Table 6 represents the evaluation of the classification performances of the proposed model based on the accuracy achieved on every class and the overall accuracy of the proposed model using the Pavia University dataset. The Pavia University dataset is divided into 21388 samples for training and 21388 samples for testing in this performance evaluation. As noted in Table 6, the proposed model has obtained better classification results in majority of classes and obtained an average accuracy of 96.05%, which is 0.48–1.2% improved than the other compared models. The Inception-v3 and ResNet-50 models have achieved some best results in few classes compared to the proposed model, and in most classes, both these models achieved some close results. VGG-16 has the least performance in this evaluation. Figure 5 represents the graphical plot of accuracy acquired by the models with Pavia University dataset.

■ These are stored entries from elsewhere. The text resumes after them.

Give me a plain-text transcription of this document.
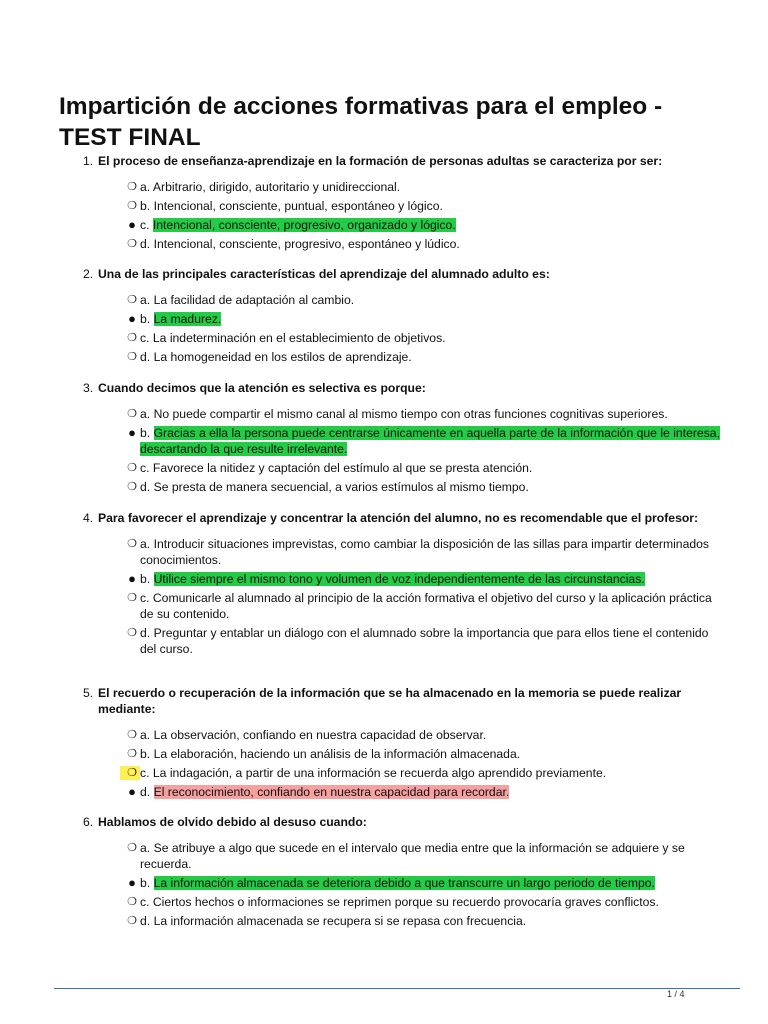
Impartición de acciones formativas para el empleo - TEST FINAL
1. El proceso de enseñanza-aprendizaje en la formación de personas adultas se caracteriza por ser:
❍ a. Arbitrario, dirigido, autoritario y unidireccional.
❍ b. Intencional, consciente, puntual, espontáneo y lógico.
● c. Intencional, consciente, progresivo, organizado y lógico.
❍ d. Intencional, consciente, progresivo, espontáneo y lúdico.
2. Una de las principales características del aprendizaje del alumnado adulto es:
❍ a. La facilidad de adaptación al cambio.
● b. La madurez.
❍ c. La indeterminación en el establecimiento de objetivos.
❍ d. La homogeneidad en los estilos de aprendizaje.
3. Cuando decimos que la atención es selectiva es porque:
❍ a. No puede compartir el mismo canal al mismo tiempo con otras funciones cognitivas superiores.
● b. Gracias a ella la persona puede centrarse únicamente en aquella parte de la información que le interesa, descartando la que resulte irrelevante.
❍ c. Favorece la nitidez y captación del estímulo al que se presta atención.
❍ d. Se presta de manera secuencial, a varios estímulos al mismo tiempo.
4. Para favorecer el aprendizaje y concentrar la atención del alumno, no es recomendable que el profesor:
❍ a. Introducir situaciones imprevistas, como cambiar la disposición de las sillas para impartir determinados conocimientos.
● b. Utilice siempre el mismo tono y volumen de voz independientemente de las circunstancias.
❍ c. Comunicarle al alumnado al principio de la acción formativa el objetivo del curso y la aplicación práctica de su contenido.
❍ d. Preguntar y entablar un diálogo con el alumnado sobre la importancia que para ellos tiene el contenido del curso.
5. El recuerdo o recuperación de la información que se ha almacenado en la memoria se puede realizar mediante:
❍ a. La observación, confiando en nuestra capacidad de observar.
❍ b. La elaboración, haciendo un análisis de la información almacenada.
❍ c. La indagación, a partir de una información se recuerda algo aprendido previamente.
● d. El reconocimiento, confiando en nuestra capacidad para recordar.
6. Hablamos de olvido debido al desuso cuando:
❍ a. Se atribuye a algo que sucede en el intervalo que media entre que la información se adquiere y se recuerda.
● b. La información almacenada se deteriora debido a que transcurre un largo periodo de tiempo.
❍ c. Ciertos hechos o informaciones se reprimen porque su recuerdo provocaría graves conflictos.
❍ d. La información almacenada se recupera si se repasa con frecuencia.
1 / 4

Table 7 represents the classifications performance evaluation of the proposed system based on the accuracy obtained in every class and the overall accuracy of the proposed system using the Salinas dataset. Salinas dataset is divided into 27065 samples for training and 27064 samples for testing in this performance evaluation.

The above table shows that the proposed model has obtained better classification results in many classes and obtained an overall accuracy of 96.33%, which is 1.18–5.9% improved than the other compared models. The Inception-v3 and ResNet-50 models have obtained better results in one or two classes than the proposed model. In most classes, both these models obtained some close results. VGG-16 has the least performance in all these experiment evaluations. Figure 6 represents the graphical plot of accuracy acquired by the models with the Salinas dataset. Figure 7 represents the graphical plot of accuracy acquired by the proposed model based on the three datasets used in this research.

5. Conclusion

In this research, the HSI classification model was proposed based on a feature extraction method that combined a squeeze and excitation network with a deep convolutional neural network. The primary objective of this research was to create a deep feature extraction model for HSI classification. Deep networks were capable of extracting spatial and spectral features from HSI data simultaneously, which is a benefit for enhancing the performance of the proposed model. The squeeze and excitation network was proposed in this work for this feature extraction model utilizing CNN. The squeeze and excitation block was designed to improve the representation quality of a convolutional neural network. Three benchmark datasets, such as Pavia Centre, Pavia University, and Salinas, were utilized in the experiment to evaluate the proposed model. The proposed model’s performance was validated by a performance comparison with current deep transfer learning approaches such as Inception-v3, VGG-16, and ResNet-50. The proposed SE-CNN model outperforms the compared models in terms of accuracy across all dataset classes as well as overall accuracy. The proposed model achieved an overall accuracy of 98.94% for Pavia Centre dataset, 96.05% for Pavia University dataset, and 96.33% for the Salinas dataset. The time required to train the proposed model is the primary drawback of this study. In future, this limitation will be solved by improving the preprocessing function and adjusting the number of layers in the network and finding a solution for solving the data imbalance in HSI classification.

Data Availability

The datasets used and/or analyzed during the current study are available from the corresponding author on reasonable request.

Conflicts of Interest

The authors declare that they have no conflicts of interest.